I'm terrified of AI

Is it time to buy a farm yet?

Jun 09, 2025

The TLDR

I saw an AI write a full research paper. It got accepted with zero human edits.
1 in 5 researchers are already using AI for peer reviews while retractions are piling up.
The AI looked smart but still botched a basic citation. No one caught it.
I’m all for progress, but if we outsource judgment, peer review stops meaning anything.

I’m Both Impressed and Alarmed

I watched an AI write a complete research paper and push it through peer review at ICLR’s “I Can’t Believe It’s Not Better” workshop.

Sakana’s system handled:

The hypothesis
Code
Data
Prose

Then, landed an acceptance with no human edits.

BUT, I think it’s important to point out that the workshop track is lighter than the main conference.

It still has human reviewers who check relevance and rigour, but it’s worth mentioning.

Clearing that bar proves an autonomous model can navigate real scholarly gatekeeping, not just toy benchmarks.

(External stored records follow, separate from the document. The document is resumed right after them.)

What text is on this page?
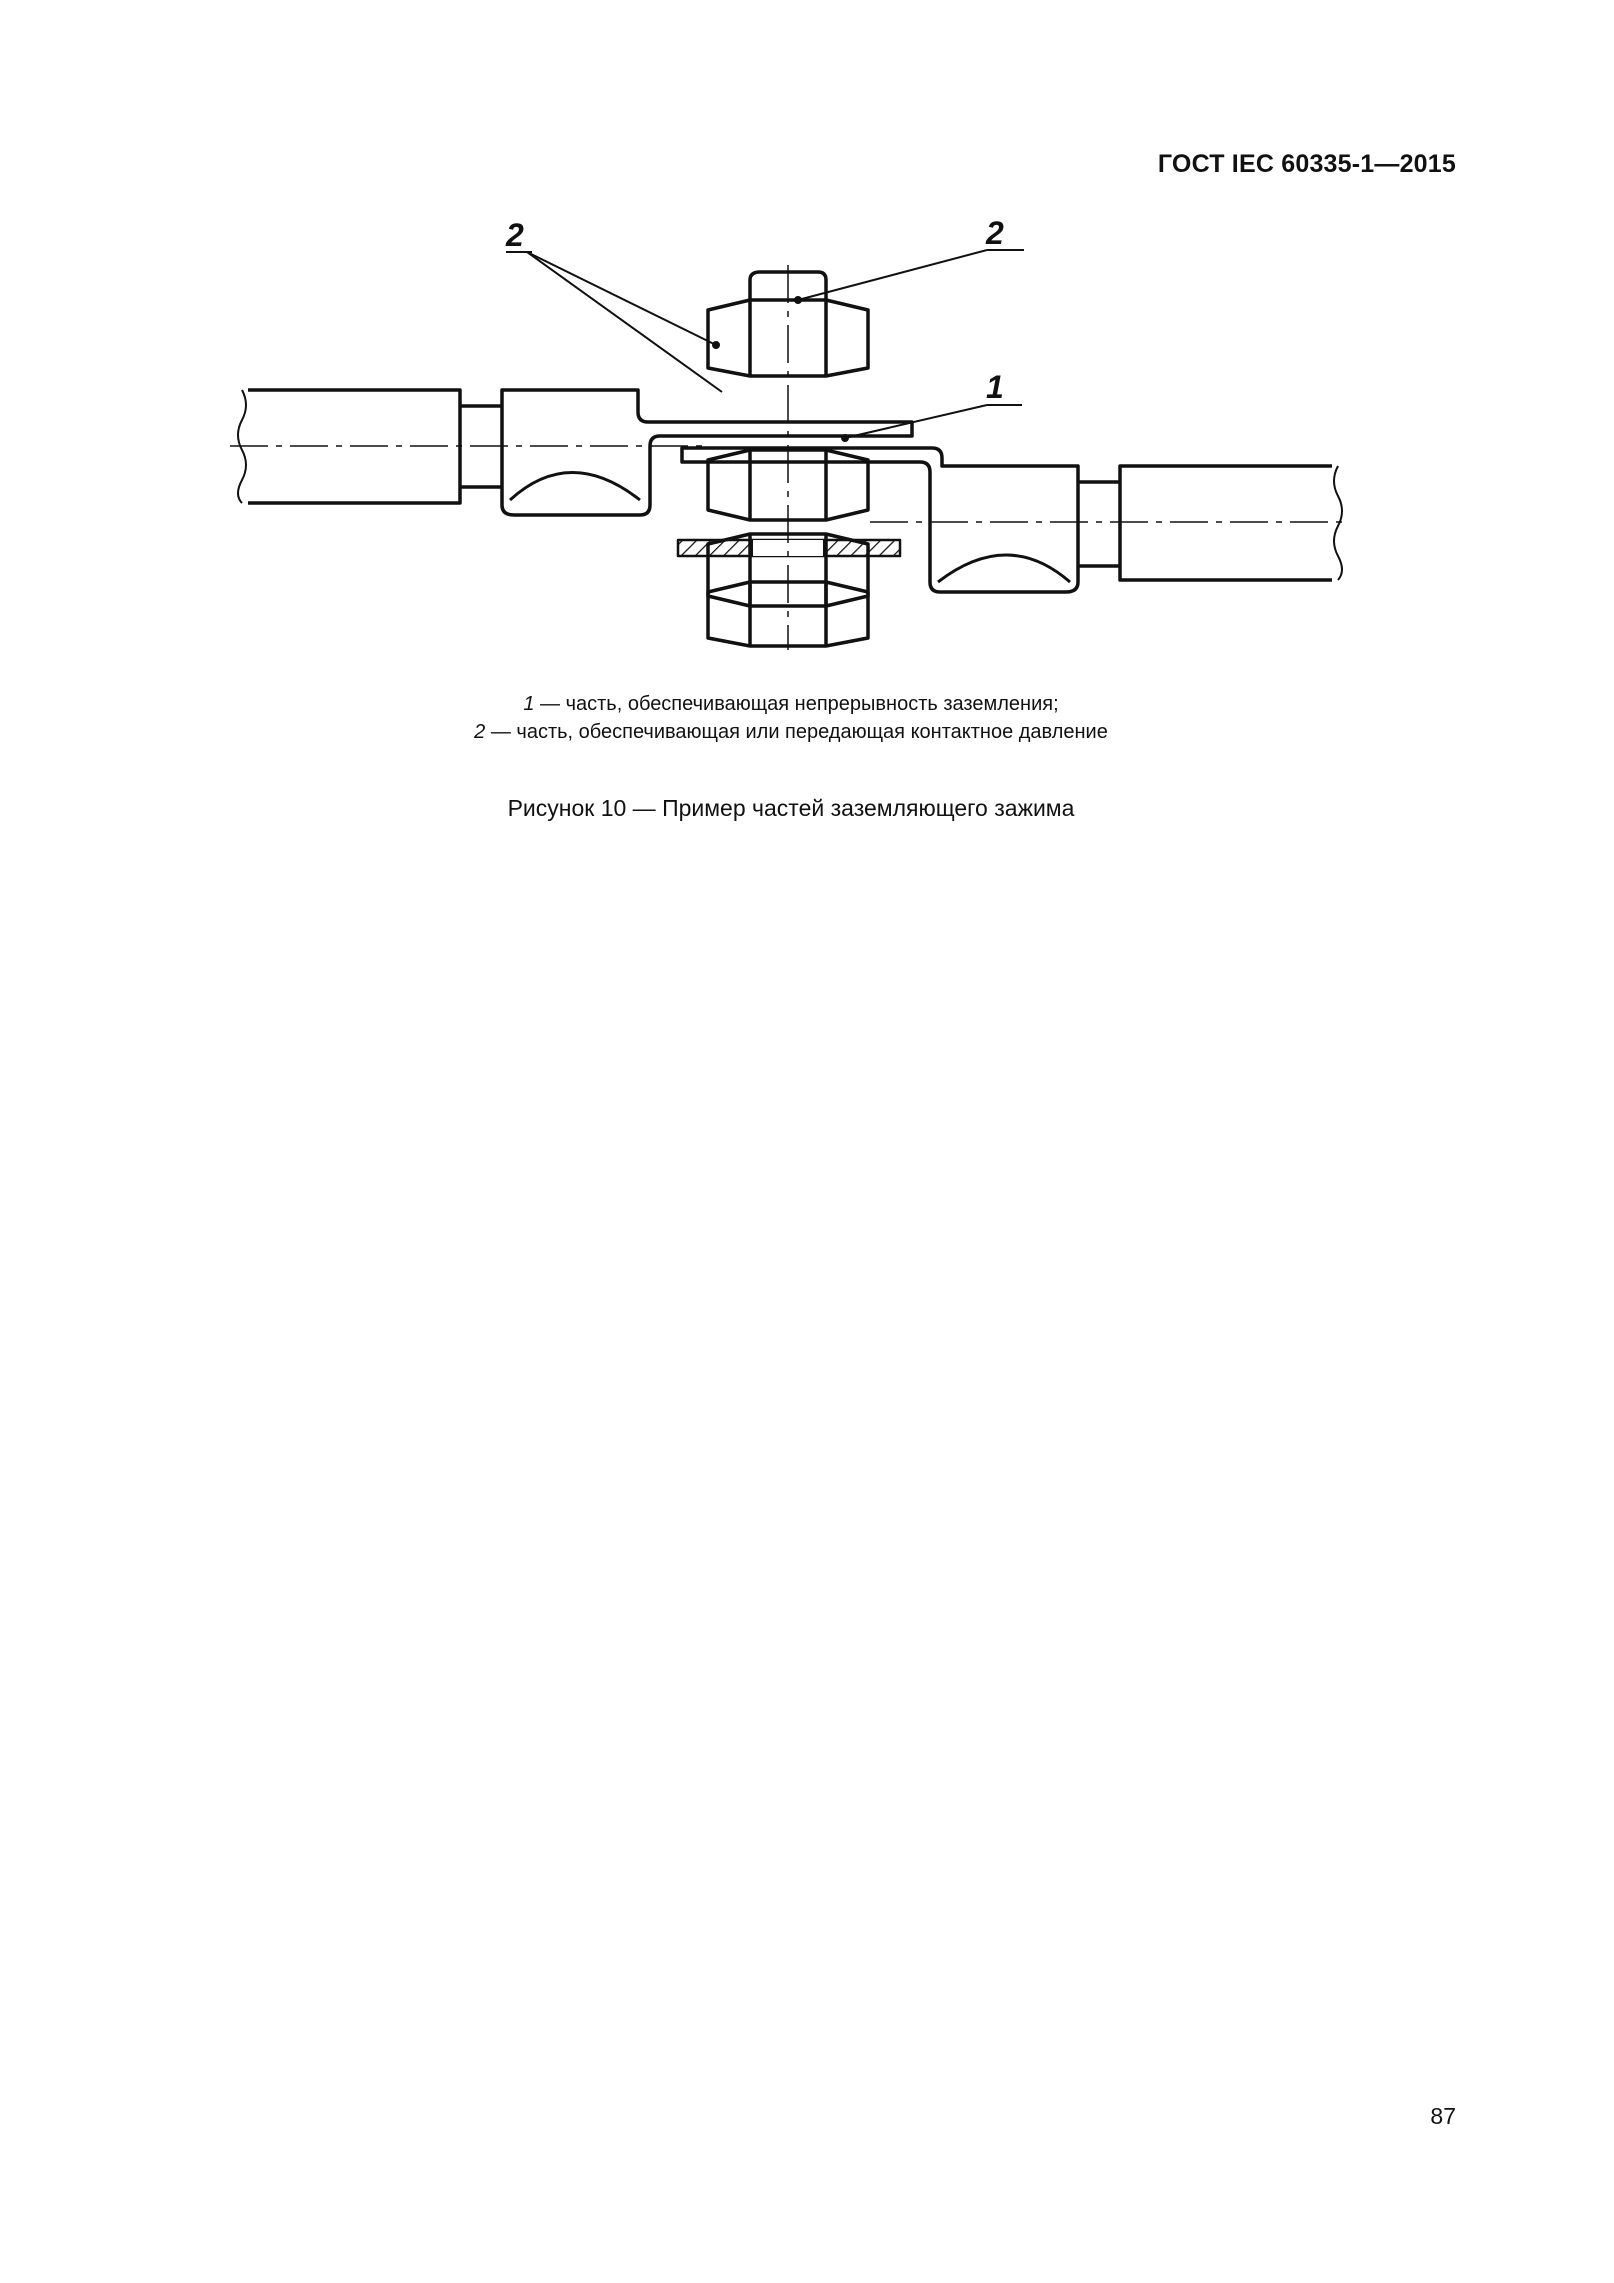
ГОСТ IEC 60335-1—2015
2	2
1
1 — часть, обеспечивающая непрерывность заземления;
2 — часть, обеспечивающая или передающая контактное давление
Рисунок 10 — Пример частей заземляющего зажима
87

The Early Signs Were Everywhere

A Wiley survey of almost five-thousand researchers already showed 19% are using large language models to speed up peer review.

Stanford’s James Zou reported that up to seventeen percent of recent peer reviews at major computer-science venues contain AI-generated text that goes far beyond spelling fixes.

Those numbers tell me the community has been priming itself for automation long before Sakana’s demo.

Retractions Keep Climbing

Last year journals retracted more than ten-thousand papers!

10,000.

That’s a lot.

In fact, it’s the steepest spike on record.

Eight percent of Dutch scientists admitted to falsifying or fabricating data at least once during a recent three-year window.

These stats fuel the argument that humans alone are struggling to police integrity at scale.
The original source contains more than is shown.